Un Boeing 787 con 200 personas a bordo tuvo que aterrizar en Roma porque no entraba en el aeropuerto de Nápoles
Imagina que estás a punto de aterrizar en tu destino después de un largo vuelo y de repente te dicen que no puedes bajar porque el avión es demasiado grande para el aeropuerto. Esto es lo que les pasó a los 231 pasajeros de un vuelo de American Airlines de Filadelfia a Nápoles el 3 de junio de 2025.
El avión, un Boeing 787-9, era ligeramente más grande que el habitual en esta ruta, que normalmente se opera con un Boeing 787-8. La diferencia puede parecer pequeña, pero tiene implicaciones importantes en términos de seguridad aérea.
¿Qué pasó?
El vuelo de American Airlines fue desviado a Roma porque el aeropuerto de Nápoles no estaba preparado para atender un avión de ese tamaño. La aeronave media 63 metros de largo, mientras que el límite máximo permitido en Nápoles es de 61 metros.
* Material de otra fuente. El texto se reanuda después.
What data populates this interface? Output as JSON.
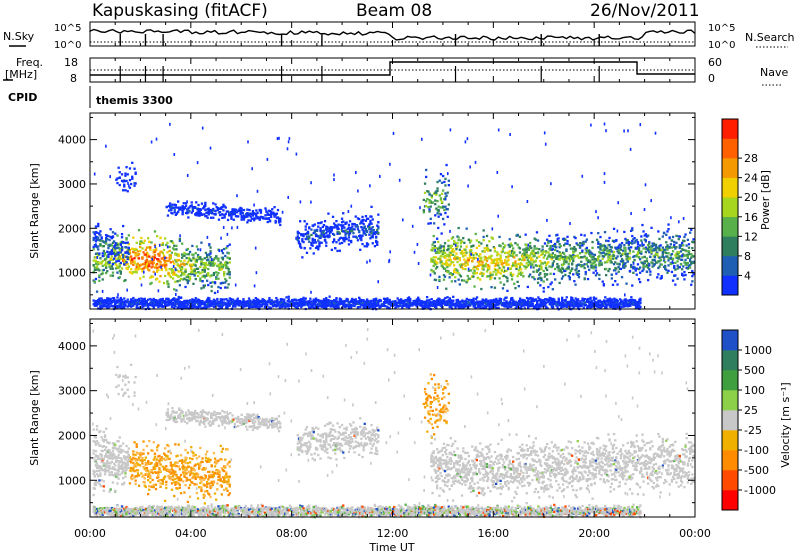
{
  "header": {
    "station": "Kapuskasing (fitACF)",
    "beam": "Beam 08",
    "date": "26/Nov/2011"
  },
  "status_panels": {
    "nsky_label": "N.Sky",
    "nsky_ticks": [
      "10^5",
      "10^0"
    ],
    "nsearch_label": "N.Search",
    "freq_label_1": "Freq.",
    "freq_label_2": "[MHz]",
    "freq_ticks": [
      "18",
      "8"
    ],
    "nave_ticks": [
      "60",
      "0"
    ],
    "nave_label": "Nave",
    "cpid_label": "CPID",
    "cpid_value": "themis 3300"
  },
  "chart_data": [
    {
      "type": "heatmap",
      "name": "power",
      "xlabel": "Time UT",
      "ylabel": "Slant Range [km]",
      "x_ticks": [
        "00:00",
        "04:00",
        "08:00",
        "12:00",
        "16:00",
        "20:00",
        "00:00"
      ],
      "xlim_hours": [
        0,
        24
      ],
      "ylim_km": [
        180,
        4600
      ],
      "y_ticks": [
        1000,
        2000,
        3000,
        4000
      ],
      "colorbar_label": "Power [dB]",
      "colorbar_ticks": [
        4,
        8,
        12,
        16,
        20,
        24,
        28
      ],
      "colorbar_colors": [
        "#1030ff",
        "#1f5fb3",
        "#2f7f5f",
        "#58b04a",
        "#a6d61e",
        "#f0d000",
        "#f49a00",
        "#ff6000",
        "#ff1e00"
      ]
    },
    {
      "type": "heatmap",
      "name": "velocity",
      "xlabel": "Time UT",
      "ylabel": "Slant Range [km]",
      "x_ticks": [
        "00:00",
        "04:00",
        "08:00",
        "12:00",
        "16:00",
        "20:00",
        "00:00"
      ],
      "xlim_hours": [
        0,
        24
      ],
      "ylim_km": [
        180,
        4600
      ],
      "y_ticks": [
        1000,
        2000,
        3000,
        4000
      ],
      "colorbar_label": "Velocity [m s⁻¹]",
      "colorbar_ticks": [
        "1000",
        "500",
        "100",
        "25",
        "-25",
        "-100",
        "-500",
        "-1000"
      ],
      "colorbar_colors": [
        "#2050c8",
        "#2f7f5f",
        "#3f9f3f",
        "#8cd04a",
        "#c8c8c8",
        "#f0b000",
        "#ff8c00",
        "#ff4a00",
        "#ff0000"
      ]
    }
  ]
}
El problema no estaba en el tamaño de la pista, sino en las medidas de seguridad. El aeropuerto de Nápoles no tiene la capacidad para dar paso a servicios de emergencia y de extinción de incendios adecuados para un avión de ese tamaño.
¿Por qué fue un problema?
La categoría de los aeropuertos se clasifica en función del tamaño de la pista y de su capacidad para atender servicios de emergencia. En este caso, el aeropuerto de Nápoles solo está preparado para aviones de hasta 61 metros de largo.
¿Qué consecuencias tuvo?
Los pasajeros fueron trasladados en autobús a Nápoles, un viaje que lleva entre dos y tres horas. Un mal menor para un problema que habría sido mucho más grave si la aeronave hubiera tenido algún problema a la hora de aterrizar.